Unter den Tischen der anderen hindurch kroch der nächste Redner, nur von einigen wenigen Fußtritten belästigt, in Richtung des Pultes. „Ach, wissen Sie, die Hoffnung stirbt immer zuerst.“ begann er, die eidgenössische Beflaggung seines Hutes anscheinend vergessend. „Wir Schweizer halten ja den Rest der Welt ohnehin für total verrückt und hoffnungslos verloren. Das sitzt uns so in der Seele. Der Schweizer wird mit einer großen Verachtung des Krieges und einer lieblichen Zuneigung zum Geld geboren. Der Mensch ist doch nur als Kind wirklich Mensch. Danach wird er zum Raub- oder Beutetier. Wir Schweizer sind Raubtiere. Keine Allesfresser ! Das möchte ich betonen. Wir lauern nicht dem mageren Federvieh auf. Der Schweizer sieht seine Beute gerne gesund und wohlgenährt. Man sagt ja, dass es keinen schmutzigeren Menschen gibt, als den, durch dessen Hände außer Geld nichts anderes geht. Oh, weit gefehlt ! Dies Geld ist bei weitem schmutziger. Und wird bei uns sauberen Schweizern sauber. Sauber wie ein frisches, weißes Tuch in der ersten Frühlingsbrise, meine Damen und Herren. Wie der schneeglänzende Gipfel des Matterhorns.“ Wieder kündigte ein Gong das Ende der knapp bemessenen Redezeit an. „Eines noch. Die Sterbehilfe ist nun für jedermann verfügbar; ausgenommen jener, die wegen zu großer Qualen nicht zurechnungsfähig sind.“ Der Doktor stieß mich in die Seite und feixte, während der Busfahrer und Frau Winter angespannt auf den nächsten Redner starrten.
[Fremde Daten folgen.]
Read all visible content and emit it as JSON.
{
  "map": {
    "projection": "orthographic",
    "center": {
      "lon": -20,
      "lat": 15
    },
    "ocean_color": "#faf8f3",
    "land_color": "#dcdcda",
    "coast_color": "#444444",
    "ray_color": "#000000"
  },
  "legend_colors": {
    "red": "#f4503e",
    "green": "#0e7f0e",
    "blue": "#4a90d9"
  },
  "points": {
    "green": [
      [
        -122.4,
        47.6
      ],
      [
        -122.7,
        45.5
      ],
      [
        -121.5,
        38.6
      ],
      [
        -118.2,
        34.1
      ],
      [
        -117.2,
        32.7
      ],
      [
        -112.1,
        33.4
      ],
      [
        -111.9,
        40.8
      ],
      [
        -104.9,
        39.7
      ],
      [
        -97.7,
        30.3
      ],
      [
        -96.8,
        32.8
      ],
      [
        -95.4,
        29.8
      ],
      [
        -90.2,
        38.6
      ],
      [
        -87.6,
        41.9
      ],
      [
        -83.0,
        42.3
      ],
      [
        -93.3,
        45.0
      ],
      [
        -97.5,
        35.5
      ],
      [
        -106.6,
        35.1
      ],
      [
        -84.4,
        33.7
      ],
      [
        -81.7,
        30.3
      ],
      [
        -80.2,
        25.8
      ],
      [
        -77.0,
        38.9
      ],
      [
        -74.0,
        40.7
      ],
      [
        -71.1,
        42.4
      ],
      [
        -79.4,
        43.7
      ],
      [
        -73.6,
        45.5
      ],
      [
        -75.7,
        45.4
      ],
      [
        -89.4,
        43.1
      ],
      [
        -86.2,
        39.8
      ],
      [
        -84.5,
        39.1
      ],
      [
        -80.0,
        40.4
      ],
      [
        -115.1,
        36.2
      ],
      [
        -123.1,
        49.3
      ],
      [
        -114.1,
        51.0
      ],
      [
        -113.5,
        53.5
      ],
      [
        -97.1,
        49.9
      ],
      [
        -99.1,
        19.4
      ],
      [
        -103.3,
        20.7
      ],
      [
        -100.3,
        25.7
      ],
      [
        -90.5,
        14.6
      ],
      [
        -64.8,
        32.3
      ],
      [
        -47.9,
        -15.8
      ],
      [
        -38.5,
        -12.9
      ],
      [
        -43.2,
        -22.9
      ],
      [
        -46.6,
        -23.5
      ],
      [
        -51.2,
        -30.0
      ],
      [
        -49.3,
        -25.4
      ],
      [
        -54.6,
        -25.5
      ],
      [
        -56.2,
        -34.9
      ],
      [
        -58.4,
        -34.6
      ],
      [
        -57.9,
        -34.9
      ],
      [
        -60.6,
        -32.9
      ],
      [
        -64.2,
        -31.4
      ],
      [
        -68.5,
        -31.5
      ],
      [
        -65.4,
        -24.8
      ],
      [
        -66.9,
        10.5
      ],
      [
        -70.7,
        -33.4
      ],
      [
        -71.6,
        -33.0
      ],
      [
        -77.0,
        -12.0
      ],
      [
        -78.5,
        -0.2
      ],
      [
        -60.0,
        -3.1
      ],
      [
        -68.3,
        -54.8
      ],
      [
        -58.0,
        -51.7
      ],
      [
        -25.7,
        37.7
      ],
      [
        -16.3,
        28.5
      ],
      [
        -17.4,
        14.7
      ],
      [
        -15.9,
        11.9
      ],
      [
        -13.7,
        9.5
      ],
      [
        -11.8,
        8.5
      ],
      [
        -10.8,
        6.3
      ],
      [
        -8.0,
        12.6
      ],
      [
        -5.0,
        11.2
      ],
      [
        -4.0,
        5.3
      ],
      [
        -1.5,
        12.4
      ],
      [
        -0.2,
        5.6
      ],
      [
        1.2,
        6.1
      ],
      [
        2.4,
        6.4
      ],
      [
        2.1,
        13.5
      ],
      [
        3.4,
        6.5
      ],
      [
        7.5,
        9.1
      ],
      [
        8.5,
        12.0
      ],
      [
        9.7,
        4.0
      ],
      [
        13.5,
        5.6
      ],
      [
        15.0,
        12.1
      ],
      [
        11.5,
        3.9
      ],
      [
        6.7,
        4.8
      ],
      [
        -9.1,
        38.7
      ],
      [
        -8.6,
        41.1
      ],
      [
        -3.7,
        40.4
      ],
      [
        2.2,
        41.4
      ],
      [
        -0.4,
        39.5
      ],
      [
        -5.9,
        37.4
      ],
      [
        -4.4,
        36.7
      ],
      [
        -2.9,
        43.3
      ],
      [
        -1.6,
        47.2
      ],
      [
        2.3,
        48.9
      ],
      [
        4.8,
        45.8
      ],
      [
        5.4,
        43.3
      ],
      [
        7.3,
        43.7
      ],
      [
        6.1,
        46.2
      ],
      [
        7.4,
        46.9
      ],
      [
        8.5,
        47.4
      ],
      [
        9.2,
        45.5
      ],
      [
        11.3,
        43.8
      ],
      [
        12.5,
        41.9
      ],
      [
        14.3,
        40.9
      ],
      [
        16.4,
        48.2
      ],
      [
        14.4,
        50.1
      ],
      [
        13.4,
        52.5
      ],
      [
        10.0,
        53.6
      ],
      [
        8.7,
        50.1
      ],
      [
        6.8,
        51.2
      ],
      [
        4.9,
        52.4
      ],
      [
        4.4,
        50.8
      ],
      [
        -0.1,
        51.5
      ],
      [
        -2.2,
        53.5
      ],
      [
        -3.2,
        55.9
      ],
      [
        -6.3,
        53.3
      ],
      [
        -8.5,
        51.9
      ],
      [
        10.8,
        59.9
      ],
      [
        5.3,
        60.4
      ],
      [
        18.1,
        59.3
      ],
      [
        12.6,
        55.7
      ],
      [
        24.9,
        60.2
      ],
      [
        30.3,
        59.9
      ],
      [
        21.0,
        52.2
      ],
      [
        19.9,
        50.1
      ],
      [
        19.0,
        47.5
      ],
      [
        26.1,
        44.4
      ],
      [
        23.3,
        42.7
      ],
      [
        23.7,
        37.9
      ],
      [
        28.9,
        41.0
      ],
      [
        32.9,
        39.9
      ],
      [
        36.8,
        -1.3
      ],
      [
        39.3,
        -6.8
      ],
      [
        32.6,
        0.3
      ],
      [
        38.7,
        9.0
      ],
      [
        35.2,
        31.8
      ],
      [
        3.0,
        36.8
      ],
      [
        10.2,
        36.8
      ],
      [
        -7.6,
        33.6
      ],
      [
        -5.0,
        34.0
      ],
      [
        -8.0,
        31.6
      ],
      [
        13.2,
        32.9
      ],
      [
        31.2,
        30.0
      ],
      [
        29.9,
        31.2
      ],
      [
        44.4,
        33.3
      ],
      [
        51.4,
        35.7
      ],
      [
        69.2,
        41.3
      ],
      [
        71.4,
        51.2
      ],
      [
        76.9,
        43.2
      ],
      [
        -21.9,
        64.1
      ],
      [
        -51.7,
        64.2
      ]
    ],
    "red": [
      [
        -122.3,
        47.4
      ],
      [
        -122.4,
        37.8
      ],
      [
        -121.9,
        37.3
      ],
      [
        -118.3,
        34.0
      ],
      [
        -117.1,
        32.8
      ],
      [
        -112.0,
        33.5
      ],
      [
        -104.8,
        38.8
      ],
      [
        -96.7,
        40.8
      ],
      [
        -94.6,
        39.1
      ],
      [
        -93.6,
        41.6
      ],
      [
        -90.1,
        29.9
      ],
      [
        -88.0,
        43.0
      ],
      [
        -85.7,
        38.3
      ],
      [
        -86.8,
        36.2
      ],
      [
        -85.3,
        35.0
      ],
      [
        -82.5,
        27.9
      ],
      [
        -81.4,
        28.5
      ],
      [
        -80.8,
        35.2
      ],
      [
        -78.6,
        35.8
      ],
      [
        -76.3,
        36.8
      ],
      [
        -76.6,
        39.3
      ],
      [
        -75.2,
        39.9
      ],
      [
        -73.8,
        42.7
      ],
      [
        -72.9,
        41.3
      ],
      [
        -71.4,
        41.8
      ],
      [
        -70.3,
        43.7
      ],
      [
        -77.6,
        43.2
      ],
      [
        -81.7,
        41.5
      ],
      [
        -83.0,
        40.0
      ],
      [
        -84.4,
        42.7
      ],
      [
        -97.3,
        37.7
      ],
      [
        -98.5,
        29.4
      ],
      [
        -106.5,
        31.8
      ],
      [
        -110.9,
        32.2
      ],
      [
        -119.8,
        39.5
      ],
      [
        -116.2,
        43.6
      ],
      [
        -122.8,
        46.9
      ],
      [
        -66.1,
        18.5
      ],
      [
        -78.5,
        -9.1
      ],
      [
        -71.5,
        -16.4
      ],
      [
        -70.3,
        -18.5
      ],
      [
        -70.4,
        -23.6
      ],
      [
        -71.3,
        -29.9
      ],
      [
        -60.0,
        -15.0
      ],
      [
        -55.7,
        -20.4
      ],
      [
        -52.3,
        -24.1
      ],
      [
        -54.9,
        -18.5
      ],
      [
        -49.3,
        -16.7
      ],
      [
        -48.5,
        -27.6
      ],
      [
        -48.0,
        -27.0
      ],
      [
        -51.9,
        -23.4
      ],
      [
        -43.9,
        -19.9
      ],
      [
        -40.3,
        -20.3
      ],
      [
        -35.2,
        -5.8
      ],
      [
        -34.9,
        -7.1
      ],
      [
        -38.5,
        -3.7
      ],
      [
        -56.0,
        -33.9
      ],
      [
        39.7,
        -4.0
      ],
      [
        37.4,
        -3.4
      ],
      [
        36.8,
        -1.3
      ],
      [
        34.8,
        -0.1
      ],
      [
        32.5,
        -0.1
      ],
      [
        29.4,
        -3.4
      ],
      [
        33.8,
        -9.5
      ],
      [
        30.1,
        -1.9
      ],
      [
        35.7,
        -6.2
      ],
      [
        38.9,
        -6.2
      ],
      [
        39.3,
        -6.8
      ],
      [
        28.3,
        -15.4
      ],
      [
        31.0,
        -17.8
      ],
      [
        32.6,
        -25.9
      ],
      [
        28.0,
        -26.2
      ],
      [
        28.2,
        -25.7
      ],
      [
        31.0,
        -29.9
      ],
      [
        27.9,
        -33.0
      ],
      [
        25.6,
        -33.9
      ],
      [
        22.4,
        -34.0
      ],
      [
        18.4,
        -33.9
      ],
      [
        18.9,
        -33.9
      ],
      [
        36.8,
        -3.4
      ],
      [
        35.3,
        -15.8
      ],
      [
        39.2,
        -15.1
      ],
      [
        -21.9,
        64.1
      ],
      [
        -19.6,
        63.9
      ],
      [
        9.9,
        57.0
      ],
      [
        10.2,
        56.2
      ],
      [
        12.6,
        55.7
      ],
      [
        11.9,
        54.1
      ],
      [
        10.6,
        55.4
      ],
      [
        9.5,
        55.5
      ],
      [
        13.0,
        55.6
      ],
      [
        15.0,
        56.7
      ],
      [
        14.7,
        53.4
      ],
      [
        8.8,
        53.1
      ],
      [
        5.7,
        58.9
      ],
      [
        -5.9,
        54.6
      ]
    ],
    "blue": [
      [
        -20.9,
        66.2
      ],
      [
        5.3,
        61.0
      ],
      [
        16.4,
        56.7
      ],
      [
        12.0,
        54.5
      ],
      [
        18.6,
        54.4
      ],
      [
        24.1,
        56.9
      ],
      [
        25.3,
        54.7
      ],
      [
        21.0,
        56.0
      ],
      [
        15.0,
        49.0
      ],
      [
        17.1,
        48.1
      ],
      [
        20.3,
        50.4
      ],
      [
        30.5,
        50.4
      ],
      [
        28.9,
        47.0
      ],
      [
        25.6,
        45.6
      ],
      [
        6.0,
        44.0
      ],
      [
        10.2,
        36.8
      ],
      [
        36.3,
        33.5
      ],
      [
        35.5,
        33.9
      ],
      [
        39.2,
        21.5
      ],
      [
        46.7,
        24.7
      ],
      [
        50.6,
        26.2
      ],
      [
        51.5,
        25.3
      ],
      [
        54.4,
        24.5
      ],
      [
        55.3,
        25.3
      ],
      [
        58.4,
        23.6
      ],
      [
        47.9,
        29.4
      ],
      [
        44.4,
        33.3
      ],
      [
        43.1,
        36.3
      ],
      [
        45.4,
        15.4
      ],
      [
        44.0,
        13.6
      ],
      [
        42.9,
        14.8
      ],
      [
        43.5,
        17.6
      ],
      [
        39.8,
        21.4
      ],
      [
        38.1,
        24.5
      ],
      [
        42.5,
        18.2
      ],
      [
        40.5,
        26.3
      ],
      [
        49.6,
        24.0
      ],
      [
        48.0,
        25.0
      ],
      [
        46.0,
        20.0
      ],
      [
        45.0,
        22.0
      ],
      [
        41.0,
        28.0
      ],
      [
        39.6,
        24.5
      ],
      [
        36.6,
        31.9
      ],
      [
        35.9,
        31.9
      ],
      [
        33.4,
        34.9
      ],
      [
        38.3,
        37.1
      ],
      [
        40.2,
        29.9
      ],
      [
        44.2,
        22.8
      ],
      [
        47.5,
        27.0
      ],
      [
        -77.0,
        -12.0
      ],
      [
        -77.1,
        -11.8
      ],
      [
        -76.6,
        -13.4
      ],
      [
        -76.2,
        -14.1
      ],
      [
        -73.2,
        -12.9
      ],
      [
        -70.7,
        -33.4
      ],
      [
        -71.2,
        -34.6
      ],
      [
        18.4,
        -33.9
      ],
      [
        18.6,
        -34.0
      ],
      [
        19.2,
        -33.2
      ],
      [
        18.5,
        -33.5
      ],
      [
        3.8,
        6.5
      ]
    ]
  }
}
Der deutete mit kurzem Schwung an, den sich entfernenden Schweizer noch verfolgen zu wollen, dass dieser zuckte, und drohte ihm mit erhobener Faust nach. „Eichhorn ernährt sich das Mühsamchen.“ murmelte Frau Winter anerkennend.
„Was in aller Welt geht hier eigentlich vor ?“ begann der neue Redner und warf seine Flagge wütend auf den Boden hinters Pult, sodass sie niemand mehr erkennen konnte. „Ich schäme mich ein Teil dieser Spezies zu sein. Zu den größten Denkleistungen fähig, aber im Inneren so verkommen wie kein anderes Tier auf dem ganzen Planeten. Misstrauen beherrscht alle menschlichen Gesellschaften, alle ! Und es ist angebracht. Oh, es ist angebracht. Der Feind wohnt überall. Auf den anderen Kontinenten, im Nachbarland, in der nächsten Stadt, er wohnt in der Wohnung direkt neben mir !“
„Buh !“ rief Frau Winter laut dazwischen, was den anderen nicht störte, sogleich fortzufahren: „Meine Damen und Herren“, er redete nun leise und eindringlich, „wenn wir so weitermachen wie bisher, ist das Leben auf diesem Planeten in kürzester Zeit Geschichte.“
„Erzähl' uns was neues !“ Zwischenrufe. „Ein ganz Gescheiter !“ Das Publikum brüllte und lachte. Bei Ertönen des Gongs schafften ihn sofort zwei Sicherheitskräfte von der Bühne und hielten ihm dabei mit vereinten Kräften den Mund zu. „Der war komisch.“ meinte der Busfahrer nachdenklich. „Könnte mein Nachbar sein.“ sagte Frau Winter. Nun betraten der Amerikaner und der Chinese die Bühne; Hand in Hand begannen sie eine alte Volksweise zu tanzen. Abwechselnd umklammerten sie sich oder streckten die Arme nach einander aus. Der Amerikaner kniff die Augen und drehte sich unter einem imaginären Schirm, den der Chinese über ihm aufgespannt hatte. Dann flogen Kusshände, die der jeweils andere schmachtend und lächelnd entgegennahm. Zwischendurch warf der Chinese immer wieder seinen großen, breitrandigen, mit Drachen verzierten Cowboyhut in die Luft und tauchte ihm nach, um ihn mit dem Kopf wieder aufzufangen. Dazu sang er mit verblüffend dunkler Stimme: „When I came to Texas“. Jetzt holte der Amerikaner aus und just im Moment des in die Luft geführten Schlages vernahm das entsetzte Publikum einen unfehlbar chinesisch klingenden Gong, worauf die beiden wogend und vor Vergnügen quietschend, aber sanft wie ein lauer Wind, eng umschlungen von der Bühne tanzten. „Meine Fresse.“ sagte Frau Winter nach einer Weile.
Dann stand er knurrend von seinem Platz auf, schob sich die schwarz-rot-goldne Kapitänsbinde am linken Ärmel zurecht, richtete seine Kunstträne und schritt direkt zwischen den Mineralwasserfläschchen über sämtliche Tische hinweg in Richtung der Bühne. Vorn angekommen bewegte er drei Minuten lang stumm die Lippen bis zum Gong. Ein Zuschauer ließ seiner Entrüstung freien Lauf: „Ihr wollt die ehrlichen Politiker sein ? Ihr nutzlosen Halunken, macht endlich was !“
„Was sollen wir tun ? Wir sind doch alle arbeitslos.“ antwortete Frau Winter.